Bonjour à tous,
Je décide d'écrire un post aujourd'hui, après des semaines de lecture sur ce forum. Il est bien vrai qu'aucun deuil ne ressemble à un autre. Tous les parcours que j'ai lu ici sont différents les uns des autres, et du mien également. Mais pourtant dans tout ce que j'ai lu j'ai retrouvé presque à chaque fois un élément qui faisait écho à ce que je vivais, ressentais. Alors aujourd'hui j'écris pour peut-être me faire un peu de bien, mais aussi en espérant apporter ma pierre à l'édifice, au cas où ça pourrait aider quelqu'un.
Je ne sais pas par où commencer. Pour vous planter le décor, Stéphane et moi nous sommes rencontrés en janvier 2011. L'amour fou et tout le bonheur qui va avec, la vie à deux. Et puis les problèmes de santé sont arrivés. Je vous passe les détails, c'était une tumeur cérébrale, maligne et inopérable. Une vraie saloperie. Elle s'est déclarée mi avril 2016, et le 7 avril dernier, après une année de bagarre, elle a fini par gagner.
Stéphane était hospitalisé depuis plusieurs semaines à cause de douleurs dorsales qui l’empêchait de faire quoi que ce soit. Il y avait toujours quelqu'un avec lui pour les repas du midi et du soir, pour lui tenir compagnie et l'aider au besoin. Ce jour là j'avais un rendez-vous en fin de matinée et ce sont ses parents qui étaient avec lui le midi. Vers 13h, son père m'appelle pour me dire que le repas s'est bien passé, que Stéphane est de bonne humeur. Tout va bien à part la sat. d'oxygène qui n'est pas assez élevée, ils vont lui installer un petit tuyau sous le nez, peut-être lui mettre le masque à oxygène plus tard.
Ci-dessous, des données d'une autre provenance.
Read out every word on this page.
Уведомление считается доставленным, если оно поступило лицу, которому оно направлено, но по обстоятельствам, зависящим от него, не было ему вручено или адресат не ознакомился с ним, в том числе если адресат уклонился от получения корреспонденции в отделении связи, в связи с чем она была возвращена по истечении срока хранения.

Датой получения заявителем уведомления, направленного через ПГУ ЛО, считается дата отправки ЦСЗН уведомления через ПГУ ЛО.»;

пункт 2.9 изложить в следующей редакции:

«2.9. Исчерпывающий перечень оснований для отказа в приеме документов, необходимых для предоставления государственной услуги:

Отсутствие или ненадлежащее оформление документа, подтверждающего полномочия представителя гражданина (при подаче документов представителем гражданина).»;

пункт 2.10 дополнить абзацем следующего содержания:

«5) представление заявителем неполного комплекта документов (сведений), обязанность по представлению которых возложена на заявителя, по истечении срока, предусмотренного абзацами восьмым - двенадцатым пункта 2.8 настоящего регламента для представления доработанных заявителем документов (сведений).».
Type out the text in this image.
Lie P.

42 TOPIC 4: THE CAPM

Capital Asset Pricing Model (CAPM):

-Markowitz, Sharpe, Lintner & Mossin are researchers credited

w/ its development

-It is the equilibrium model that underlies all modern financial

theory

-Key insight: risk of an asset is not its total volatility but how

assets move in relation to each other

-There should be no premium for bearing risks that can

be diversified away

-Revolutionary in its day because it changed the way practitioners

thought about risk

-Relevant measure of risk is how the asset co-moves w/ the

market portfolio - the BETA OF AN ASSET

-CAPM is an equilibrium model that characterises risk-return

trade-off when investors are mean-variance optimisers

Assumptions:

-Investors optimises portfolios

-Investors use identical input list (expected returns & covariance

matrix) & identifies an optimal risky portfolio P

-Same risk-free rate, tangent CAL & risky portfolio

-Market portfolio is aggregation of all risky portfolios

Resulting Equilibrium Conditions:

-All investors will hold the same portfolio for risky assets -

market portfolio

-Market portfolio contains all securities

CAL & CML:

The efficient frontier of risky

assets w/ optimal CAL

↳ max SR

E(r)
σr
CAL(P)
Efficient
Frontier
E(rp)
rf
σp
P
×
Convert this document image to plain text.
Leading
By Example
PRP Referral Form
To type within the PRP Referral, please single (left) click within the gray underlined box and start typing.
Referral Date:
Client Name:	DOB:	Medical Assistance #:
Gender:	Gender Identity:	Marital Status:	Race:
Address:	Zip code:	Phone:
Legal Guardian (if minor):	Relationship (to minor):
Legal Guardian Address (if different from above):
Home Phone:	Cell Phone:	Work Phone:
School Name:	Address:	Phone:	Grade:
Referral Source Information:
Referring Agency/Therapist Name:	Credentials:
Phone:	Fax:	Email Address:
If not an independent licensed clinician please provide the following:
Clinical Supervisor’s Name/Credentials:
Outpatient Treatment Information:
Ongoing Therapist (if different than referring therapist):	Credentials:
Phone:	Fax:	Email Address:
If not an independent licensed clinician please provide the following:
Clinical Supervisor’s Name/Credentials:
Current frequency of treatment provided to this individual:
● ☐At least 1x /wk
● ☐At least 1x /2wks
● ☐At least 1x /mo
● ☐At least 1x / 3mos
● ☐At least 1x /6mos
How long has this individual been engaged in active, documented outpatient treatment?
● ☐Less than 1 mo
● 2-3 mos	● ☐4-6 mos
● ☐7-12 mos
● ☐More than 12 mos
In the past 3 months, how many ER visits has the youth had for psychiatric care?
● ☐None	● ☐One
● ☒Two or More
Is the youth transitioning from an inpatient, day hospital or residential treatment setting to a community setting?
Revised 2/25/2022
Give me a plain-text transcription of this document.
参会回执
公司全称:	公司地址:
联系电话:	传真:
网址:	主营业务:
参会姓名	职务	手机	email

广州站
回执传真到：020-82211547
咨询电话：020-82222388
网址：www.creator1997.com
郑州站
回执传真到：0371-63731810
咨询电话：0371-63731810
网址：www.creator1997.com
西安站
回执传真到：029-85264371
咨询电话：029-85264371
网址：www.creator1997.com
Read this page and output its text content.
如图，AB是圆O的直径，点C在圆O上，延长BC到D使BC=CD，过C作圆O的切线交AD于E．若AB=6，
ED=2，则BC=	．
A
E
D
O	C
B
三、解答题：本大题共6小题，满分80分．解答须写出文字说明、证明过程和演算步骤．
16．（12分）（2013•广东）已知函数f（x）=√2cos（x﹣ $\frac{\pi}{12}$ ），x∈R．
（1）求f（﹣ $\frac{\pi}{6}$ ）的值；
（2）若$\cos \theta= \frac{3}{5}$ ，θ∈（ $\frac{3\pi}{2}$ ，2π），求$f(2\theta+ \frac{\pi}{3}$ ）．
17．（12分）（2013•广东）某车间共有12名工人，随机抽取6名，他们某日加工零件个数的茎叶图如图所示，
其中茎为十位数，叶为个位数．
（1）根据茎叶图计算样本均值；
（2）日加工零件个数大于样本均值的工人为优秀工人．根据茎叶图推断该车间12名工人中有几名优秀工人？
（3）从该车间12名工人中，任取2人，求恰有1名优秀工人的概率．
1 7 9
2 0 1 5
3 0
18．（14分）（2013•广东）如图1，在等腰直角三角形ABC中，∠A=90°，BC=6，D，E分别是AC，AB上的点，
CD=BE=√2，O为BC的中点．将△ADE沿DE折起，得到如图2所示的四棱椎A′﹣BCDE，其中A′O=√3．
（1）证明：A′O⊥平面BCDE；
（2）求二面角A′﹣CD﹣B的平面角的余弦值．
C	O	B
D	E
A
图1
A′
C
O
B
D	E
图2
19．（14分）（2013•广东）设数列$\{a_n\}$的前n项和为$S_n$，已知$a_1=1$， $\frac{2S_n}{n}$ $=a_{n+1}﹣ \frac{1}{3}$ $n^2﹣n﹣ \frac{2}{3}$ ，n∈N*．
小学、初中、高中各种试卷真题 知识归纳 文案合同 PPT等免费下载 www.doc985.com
Mais ce n'était pas très inquiétant. Je valide donc que je serais à l'hosto vers 17h30, le temps qu'il fasse une sieste s'il en a envie. À 14h30, nouvel appel de son père. Stéphane ne va pas bien. Je ne sais pas si je l'ai senti à sa voix, ou bien si c'était une espèce d'intuition, mais j'ai compris qu'il fallait que j'y aille et tout de suite. J'ai vite mis mes chaussures, pris mon sac et en voiture. L’hôpital est à un peu plus d'une demi heure de la maison. Vers 15h je suis à l'étage d'oncologie, au bout du couloir (très long couloir) je vois ses parents, triste mine, qui parlent avec l'oncologue. Je presse le pas, ils m'aperçoivent. Quand j'ai vu le Dr.L venir à ma rencontre, j'ai compris que c'était grave. Il m'a dit que c'était en train de se finir, Stéph était en train de faire un oedème pulmonaire, qu'il n'y avait plus rien à faire à part être là, avec lui. Stéphane est mort à 16h30, sans peur ni douleur, ses parents, son frère et moi à ses côtés dans la chambre, ma main dans la sienne.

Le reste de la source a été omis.